Sammy Prescott, written so delicately and played so precisely, is a perfect avenue into critic's hearts but a less certain vehicle for winning over the Academy. Oscar tends to like bigger gestures, stranger idiosyncrasies, or a more recognizable face than Linney can offer here. She's filling the spot in this year's race that Julianne Moore, Julie Christie, and Diane Keaton have in recent derbies: quiet elegance, exquisitely crafted, but too low-profile to snag attention, especially outside the Actors Branch.
Julia Roberts
Erin Brockovich


3:2
As if Roberts' near-universal likability and professional clout weren't enough—she's a friend to many people, and she provides the livelihood of more than a few of them—her accomplishments in Erin Brockovich have garnered legitimate critical enthusiasm, climaxing with the Golden Globe, the Los Angeles Film Critics award, and the National Board of Review citation. After two previous losses, she's waited patiently for a win (she hasn't even been nominated for a decade), and she made of a legal semi-thriller with traces of TV melodrama a $100 million blockbuster with a Best Picture nomination to boot.
Naysayers still exist who think Roberts is only a star instead of an actress, though the nearly equal splitting of votes among Allen, Burstyn, and Linney among these Acting Prizes for the Actors "purists," it's hard to imagine a rival consensus movement big enough to topple Roberts. Having the dismal Mexican currently in theaters doesn't necessarily help, though it proves she's willing to work for less than she might ask, so that's a plus. The most serious threat is maybe the Saving Private Ryan factor—if enough people assume you've got it in the bag, they may find it more tempting to vote somewhere else—but again, for whom, exactly?

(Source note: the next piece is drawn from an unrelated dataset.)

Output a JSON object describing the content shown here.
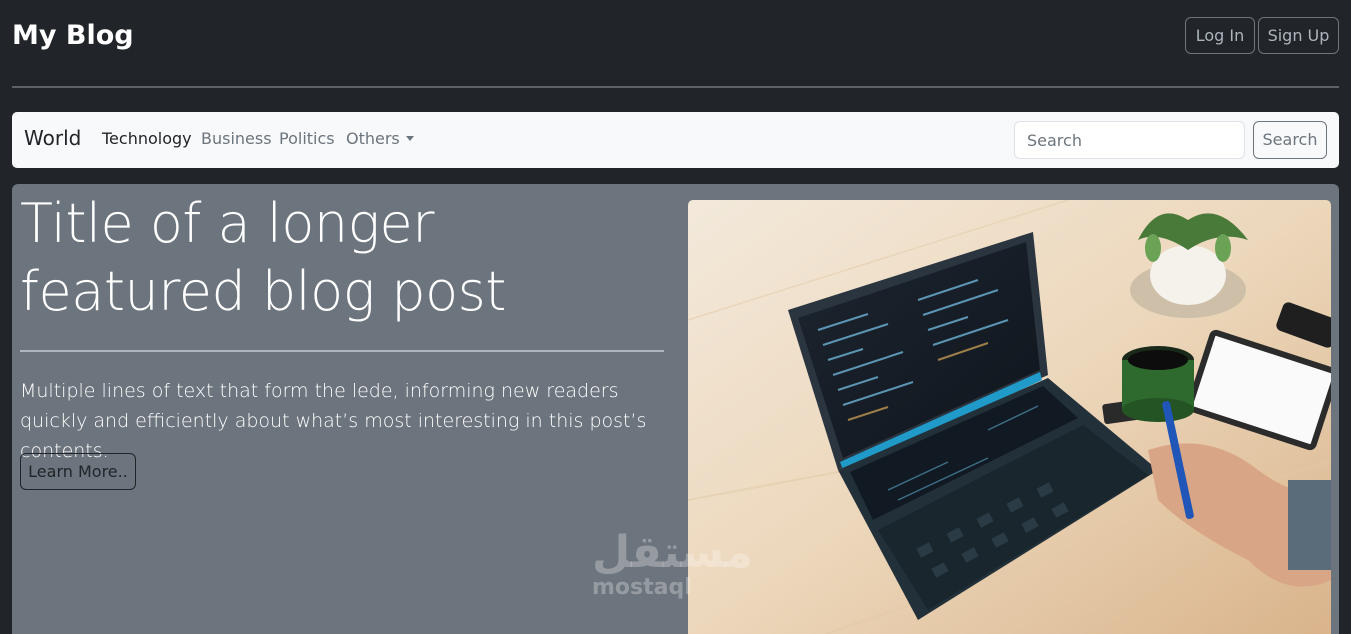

WHO WILL WIN: Roberts, the obviosu front-runner, might be more vulnerable to an upset if any of her fellow nominees had a groundswell of unified support. Given that they don't, it would be astonishing for Julia not to be Oscar's runaway bride.

WHO SHOULD WIN: I'm a fan of all the actresses eligible, and Allen and Linney crafted particularly sturdy, affecting portraits, but Roberts pulled off something harder only because it looks easier. Yes, it's a star performance, but those are awfully difficult to pull off as gloriously as she did: using her wattage in the service of a character, playing up the rough edges and refusing to squeak by on established appeal, characterizing Erin with such striking intelligence and personal force that once-disparaging critics got to pretend they'd been honoring those qualities in Roberts' work from Day One. Tom Cruise in Mission: Impossible 2 is a star turn. Roberts in Erin Brockovich redefines what a star can do.

...AND WHO OUGHTA BEEN INVITED: I'd have voted for Julia either way, but Björk, in mostly different ways, was as indispensably committed to the overall success of Dancer in the Dark that any acting race lacking her fierce, eccentric contributions seems lacking indeed. And while I'm not as ready as others to consecrate Gillian Anderson on the strength of The House of Mirth alone, she certainly worked harder than Binoche did and without the gaga mannerisms of Ellen Burstyn.